How US is creating a problem?

  • The Trump administration is attempting to replace the rules-based trade order with a bilateral trade agreements and sanctions network, a system that has distinct disadvantages for India.
  • Last year, when Mr. Trump gave the green light to start a trade war by escalating tariffs between U.S. and its three main trade partners – the EU, China and NAFTA – a relatively small yet strategically significant tariff spat broke out between Washington and New Delhi.
  • Both countries engaged in a tit-for-tat tariff policy, giving momentum to global trends towards trade protectionism. When India was denied an exemption by the U.S. from increased tariffs on steel and aluminium imports, it reciprocated by hiking import duties on 29 American export products, including pulses and iron and steel products..
  • A broader disadvantage for India of a spiralling trade war with the U.S. is that it could easily spin out of control and create rifts in other areas such as security and diplomacy. If that happens, it may be of considerable benefit to China.

The U.K. problem

  • If the U.K. has a ‘hard Brexit’, India may be looking at unexpected complications regarding trade adjustment, and a U.K.-India Free Trade Agreement (FTA) may be out of the question.

Way forward for India

  • For India to secure its trade interests, it needs to renegotiate with both the EU and the U.K. for goods and services.
  • Also, the discussion on FTA with the EU must be resumed and a similar conversation must be launched with the U.K.
  • If these negotiations are managed carefully, Brexit may even emerge as an opportunity for India to recalibrate the legal terms of its trade with the U.K. and the EU, at the multilateral level, and through free trade agreements.

 

Editorial Simplified: Integrating the Island | GS – II

Relevance : GS Paper II & III
(International Relations and Internal Security)

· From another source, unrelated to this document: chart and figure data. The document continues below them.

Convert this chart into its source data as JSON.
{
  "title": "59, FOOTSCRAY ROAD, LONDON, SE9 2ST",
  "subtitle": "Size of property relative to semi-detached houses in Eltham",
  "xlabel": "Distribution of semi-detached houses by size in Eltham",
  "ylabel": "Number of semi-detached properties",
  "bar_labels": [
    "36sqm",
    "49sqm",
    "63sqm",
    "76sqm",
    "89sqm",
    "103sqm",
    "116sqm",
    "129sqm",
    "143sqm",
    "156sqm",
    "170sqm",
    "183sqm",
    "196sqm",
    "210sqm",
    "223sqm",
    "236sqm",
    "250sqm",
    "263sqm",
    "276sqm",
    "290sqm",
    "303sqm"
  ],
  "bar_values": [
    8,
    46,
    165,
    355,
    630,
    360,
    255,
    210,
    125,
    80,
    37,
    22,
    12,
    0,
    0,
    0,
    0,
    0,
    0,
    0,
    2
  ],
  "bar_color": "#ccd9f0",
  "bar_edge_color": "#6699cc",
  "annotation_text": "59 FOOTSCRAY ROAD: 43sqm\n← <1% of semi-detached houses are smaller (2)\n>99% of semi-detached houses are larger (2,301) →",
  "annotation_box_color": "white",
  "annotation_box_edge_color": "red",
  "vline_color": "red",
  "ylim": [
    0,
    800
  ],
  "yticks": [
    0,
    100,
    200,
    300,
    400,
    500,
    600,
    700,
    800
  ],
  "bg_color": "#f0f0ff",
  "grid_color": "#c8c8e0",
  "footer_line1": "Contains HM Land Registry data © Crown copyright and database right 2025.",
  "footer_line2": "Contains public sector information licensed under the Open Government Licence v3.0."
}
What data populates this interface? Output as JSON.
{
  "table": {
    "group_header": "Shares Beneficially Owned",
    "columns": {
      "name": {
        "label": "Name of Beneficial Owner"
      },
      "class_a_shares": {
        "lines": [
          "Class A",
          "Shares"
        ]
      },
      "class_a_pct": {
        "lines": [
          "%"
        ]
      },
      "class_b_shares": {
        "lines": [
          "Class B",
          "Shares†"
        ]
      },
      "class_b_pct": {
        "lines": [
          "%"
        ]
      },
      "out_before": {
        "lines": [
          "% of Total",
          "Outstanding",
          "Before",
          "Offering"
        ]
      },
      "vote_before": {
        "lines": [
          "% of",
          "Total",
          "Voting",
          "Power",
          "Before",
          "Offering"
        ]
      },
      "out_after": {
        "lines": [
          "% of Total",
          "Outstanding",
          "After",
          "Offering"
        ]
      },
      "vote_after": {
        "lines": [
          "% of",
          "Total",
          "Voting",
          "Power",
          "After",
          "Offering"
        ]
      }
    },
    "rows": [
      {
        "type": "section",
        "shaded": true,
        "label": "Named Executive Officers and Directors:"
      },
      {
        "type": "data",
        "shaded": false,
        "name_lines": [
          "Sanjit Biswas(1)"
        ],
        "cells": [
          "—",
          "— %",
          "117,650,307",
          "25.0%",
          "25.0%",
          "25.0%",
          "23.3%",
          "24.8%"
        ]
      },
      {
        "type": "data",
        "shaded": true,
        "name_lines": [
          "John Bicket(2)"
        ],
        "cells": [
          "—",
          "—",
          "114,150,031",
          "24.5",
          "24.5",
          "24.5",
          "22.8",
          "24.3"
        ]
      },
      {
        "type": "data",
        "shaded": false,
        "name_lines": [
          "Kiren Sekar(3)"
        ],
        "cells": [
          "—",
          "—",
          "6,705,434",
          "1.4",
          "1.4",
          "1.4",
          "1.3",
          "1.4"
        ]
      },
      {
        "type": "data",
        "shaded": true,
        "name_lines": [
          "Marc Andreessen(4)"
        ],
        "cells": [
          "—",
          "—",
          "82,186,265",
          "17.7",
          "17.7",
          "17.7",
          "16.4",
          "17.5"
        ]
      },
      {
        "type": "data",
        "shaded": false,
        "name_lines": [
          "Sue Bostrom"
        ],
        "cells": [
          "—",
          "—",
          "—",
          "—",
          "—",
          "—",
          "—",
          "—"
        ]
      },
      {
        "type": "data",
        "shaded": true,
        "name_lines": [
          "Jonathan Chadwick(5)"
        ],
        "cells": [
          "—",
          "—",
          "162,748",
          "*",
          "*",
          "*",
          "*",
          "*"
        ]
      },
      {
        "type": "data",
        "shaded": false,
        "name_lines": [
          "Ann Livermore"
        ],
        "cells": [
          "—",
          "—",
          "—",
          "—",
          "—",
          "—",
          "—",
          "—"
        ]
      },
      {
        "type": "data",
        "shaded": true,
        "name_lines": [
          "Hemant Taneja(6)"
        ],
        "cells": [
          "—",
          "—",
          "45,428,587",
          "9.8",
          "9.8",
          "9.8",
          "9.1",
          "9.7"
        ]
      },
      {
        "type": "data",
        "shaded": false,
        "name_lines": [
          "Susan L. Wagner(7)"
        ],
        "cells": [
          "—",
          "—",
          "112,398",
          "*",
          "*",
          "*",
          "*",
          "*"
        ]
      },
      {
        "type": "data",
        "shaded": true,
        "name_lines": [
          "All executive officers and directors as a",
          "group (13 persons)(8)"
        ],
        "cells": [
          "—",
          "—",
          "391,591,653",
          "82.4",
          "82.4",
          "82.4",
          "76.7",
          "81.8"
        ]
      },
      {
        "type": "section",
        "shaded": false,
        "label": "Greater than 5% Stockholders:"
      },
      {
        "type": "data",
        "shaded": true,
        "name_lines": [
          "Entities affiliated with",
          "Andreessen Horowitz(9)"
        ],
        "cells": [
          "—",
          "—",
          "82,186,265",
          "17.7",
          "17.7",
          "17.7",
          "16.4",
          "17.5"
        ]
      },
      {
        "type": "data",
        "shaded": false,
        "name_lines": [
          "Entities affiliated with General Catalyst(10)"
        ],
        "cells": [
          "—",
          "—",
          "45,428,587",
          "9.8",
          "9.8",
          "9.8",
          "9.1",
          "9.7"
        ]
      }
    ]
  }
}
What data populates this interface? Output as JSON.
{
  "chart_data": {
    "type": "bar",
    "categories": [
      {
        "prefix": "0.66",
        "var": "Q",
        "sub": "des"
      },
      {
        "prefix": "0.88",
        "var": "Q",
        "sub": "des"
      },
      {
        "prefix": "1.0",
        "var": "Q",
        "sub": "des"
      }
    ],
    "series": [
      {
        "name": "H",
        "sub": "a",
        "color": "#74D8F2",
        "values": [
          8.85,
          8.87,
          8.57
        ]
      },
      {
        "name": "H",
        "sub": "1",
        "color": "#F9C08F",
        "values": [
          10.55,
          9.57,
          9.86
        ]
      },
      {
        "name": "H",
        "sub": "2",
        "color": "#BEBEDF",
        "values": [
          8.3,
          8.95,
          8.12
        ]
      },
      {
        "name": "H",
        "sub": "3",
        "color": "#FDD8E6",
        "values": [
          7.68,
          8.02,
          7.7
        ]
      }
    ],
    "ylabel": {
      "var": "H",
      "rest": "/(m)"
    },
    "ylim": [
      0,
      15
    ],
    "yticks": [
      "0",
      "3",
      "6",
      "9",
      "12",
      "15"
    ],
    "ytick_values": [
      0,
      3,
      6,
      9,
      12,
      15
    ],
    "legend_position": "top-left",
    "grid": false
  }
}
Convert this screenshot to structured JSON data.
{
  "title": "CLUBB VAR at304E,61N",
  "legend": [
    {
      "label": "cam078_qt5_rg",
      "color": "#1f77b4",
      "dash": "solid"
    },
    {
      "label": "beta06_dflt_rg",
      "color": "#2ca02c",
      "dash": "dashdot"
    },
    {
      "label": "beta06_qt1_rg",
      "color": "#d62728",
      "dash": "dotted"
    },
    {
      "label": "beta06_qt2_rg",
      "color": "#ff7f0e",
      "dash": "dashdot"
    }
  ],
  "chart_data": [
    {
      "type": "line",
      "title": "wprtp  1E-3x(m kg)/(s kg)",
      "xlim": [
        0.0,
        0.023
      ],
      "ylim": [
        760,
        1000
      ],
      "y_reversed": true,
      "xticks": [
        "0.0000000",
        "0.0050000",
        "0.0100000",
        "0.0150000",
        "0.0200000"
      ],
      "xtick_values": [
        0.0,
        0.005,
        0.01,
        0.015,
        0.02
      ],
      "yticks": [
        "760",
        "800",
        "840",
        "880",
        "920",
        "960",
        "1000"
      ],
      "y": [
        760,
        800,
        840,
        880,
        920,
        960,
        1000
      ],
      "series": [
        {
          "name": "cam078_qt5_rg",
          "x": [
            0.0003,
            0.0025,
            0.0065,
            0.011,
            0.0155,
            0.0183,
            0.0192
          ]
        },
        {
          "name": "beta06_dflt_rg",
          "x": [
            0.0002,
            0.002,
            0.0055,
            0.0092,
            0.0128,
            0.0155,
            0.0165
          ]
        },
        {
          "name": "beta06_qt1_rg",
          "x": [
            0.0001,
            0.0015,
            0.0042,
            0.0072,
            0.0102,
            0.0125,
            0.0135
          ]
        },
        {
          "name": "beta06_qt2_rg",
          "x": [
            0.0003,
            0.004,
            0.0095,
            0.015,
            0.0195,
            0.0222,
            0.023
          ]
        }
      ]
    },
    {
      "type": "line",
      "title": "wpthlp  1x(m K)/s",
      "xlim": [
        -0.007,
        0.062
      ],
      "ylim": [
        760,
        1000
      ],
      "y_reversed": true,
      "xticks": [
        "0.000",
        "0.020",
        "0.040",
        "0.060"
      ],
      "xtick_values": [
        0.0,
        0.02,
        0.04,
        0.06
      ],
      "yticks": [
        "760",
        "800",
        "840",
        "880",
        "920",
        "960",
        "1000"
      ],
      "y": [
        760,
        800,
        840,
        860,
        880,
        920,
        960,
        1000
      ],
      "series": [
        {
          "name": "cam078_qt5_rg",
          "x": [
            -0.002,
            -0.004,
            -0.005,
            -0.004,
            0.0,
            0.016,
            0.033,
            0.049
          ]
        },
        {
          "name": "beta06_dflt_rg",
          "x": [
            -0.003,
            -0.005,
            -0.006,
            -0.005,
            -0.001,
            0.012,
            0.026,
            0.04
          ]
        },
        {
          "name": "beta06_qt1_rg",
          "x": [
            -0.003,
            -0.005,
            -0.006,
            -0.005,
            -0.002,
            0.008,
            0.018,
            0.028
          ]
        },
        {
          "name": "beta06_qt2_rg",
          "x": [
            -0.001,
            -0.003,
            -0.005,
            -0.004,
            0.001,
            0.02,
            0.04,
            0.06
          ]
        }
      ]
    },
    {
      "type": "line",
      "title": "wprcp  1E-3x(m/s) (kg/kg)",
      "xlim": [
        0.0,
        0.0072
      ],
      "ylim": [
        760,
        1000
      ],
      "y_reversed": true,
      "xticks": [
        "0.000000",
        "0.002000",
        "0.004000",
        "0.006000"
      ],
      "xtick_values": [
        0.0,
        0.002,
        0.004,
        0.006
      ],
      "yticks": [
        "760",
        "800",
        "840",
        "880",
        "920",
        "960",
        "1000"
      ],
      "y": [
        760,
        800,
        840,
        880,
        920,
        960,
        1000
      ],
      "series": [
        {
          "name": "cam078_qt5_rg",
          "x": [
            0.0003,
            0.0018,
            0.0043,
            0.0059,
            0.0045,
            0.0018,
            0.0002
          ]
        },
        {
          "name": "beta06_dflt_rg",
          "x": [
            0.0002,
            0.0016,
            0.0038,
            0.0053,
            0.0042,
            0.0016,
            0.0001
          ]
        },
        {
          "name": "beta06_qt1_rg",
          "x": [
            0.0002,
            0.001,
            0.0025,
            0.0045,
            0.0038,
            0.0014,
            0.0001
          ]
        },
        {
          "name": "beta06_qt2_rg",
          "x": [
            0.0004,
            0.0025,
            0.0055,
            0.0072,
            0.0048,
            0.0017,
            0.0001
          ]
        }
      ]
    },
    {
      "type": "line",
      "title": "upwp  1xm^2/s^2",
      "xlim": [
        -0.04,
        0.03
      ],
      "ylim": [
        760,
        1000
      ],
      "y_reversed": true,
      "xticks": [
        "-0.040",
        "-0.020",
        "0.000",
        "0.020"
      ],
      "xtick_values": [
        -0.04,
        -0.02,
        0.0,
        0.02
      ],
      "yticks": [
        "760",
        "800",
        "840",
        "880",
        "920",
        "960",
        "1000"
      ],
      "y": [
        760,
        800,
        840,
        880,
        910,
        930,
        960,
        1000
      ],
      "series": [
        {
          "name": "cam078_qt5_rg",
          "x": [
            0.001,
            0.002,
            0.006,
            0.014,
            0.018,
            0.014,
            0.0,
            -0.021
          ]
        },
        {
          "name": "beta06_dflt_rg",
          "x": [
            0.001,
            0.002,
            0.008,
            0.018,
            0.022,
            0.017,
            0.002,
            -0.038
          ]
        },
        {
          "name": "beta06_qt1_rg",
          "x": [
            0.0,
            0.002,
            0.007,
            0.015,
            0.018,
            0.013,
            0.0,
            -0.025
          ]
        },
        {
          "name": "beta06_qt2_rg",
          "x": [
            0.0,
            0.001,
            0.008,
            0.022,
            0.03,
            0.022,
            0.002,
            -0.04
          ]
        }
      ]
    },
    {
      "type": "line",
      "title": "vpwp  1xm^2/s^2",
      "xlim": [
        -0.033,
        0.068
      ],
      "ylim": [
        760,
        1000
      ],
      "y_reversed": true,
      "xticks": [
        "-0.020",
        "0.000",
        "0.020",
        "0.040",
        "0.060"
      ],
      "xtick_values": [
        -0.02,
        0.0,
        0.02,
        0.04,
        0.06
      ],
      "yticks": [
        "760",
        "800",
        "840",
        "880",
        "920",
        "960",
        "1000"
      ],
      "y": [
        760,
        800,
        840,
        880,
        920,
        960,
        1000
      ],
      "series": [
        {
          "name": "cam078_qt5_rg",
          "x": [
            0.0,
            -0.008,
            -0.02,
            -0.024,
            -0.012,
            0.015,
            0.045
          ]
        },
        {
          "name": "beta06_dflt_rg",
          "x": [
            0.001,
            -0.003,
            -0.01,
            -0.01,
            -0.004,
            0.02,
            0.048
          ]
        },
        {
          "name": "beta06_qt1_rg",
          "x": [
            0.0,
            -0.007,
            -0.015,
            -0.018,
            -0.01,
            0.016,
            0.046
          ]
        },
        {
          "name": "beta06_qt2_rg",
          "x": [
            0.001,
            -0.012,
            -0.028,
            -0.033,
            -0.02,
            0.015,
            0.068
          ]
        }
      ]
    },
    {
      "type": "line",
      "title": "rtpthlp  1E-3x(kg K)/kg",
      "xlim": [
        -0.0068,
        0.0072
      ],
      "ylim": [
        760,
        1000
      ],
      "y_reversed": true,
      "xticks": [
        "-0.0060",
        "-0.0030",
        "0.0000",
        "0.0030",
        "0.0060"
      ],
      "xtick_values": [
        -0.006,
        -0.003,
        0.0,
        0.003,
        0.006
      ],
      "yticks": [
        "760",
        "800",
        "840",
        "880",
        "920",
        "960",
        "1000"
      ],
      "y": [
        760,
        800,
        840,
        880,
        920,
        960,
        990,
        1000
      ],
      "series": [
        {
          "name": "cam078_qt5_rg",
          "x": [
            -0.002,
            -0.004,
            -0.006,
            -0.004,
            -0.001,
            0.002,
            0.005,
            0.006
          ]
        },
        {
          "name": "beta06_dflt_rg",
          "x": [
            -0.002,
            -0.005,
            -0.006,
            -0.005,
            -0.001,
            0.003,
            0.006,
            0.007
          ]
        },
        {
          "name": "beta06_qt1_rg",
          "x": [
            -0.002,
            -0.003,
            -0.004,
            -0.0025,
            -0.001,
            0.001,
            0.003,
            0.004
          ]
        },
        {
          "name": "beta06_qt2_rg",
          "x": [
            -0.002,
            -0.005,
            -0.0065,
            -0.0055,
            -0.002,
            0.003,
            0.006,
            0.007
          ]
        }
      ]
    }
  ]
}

Why has this issue cropped up?

Recently, the Prime Minister visited the Andaman and Nicobar Islands.


Historical significance of Andaman Islands

  • In the 17th and 18th centuries, they were the site of contestation between European colonial powers — Portugal, the Netherlands, France and Britain.
  • Britain occupied the islands at the end of the 18th century in search of a permanent military base. From a potential platform for power projection, the islands became a penal colony for the Raj.
  • After the Second World War, the partition of India and the Cold War between America and Russia, the Andamans became marginal to the new geopolitics.

Present geopolitical significance of Andaman Islands

Today as a rising China projects its economic and military power into the Indian Ocean, any strategy for regional balance would necessarily involve the economic and military development of the Andaman and Nicobar Islands.


Way forward

  • As in the Second World War, so in the current juncture, it would involve considerable cooperation between India and its major strategic partners.
  • That in turn leads us to the imperative of ending the deliberate isolation of the island chain and promoting economic development, tighter integration with the mainland, strengthening military infrastructure, regional connectivity and international collaboration. The government has initiated some important steps in that direction, including on internet connectivity, visa liberalization, tourism, building new ports, agreements for cooperation with neighboring countries in South East Asia.
  • Finally, any large-scale development would inevitably raise questions about preserving the pristine environment of the Andamans and protecting its vulnerable indigenous populations. As it tries to turn the outpost in the Andamans into a strategic hub, Delhi can draw much from the wealth of international experience on the sustainable transformation of fragile island territories.

Conclusion

Modi’s visit will hopefully begin to change India’s national narrative on the Andamans.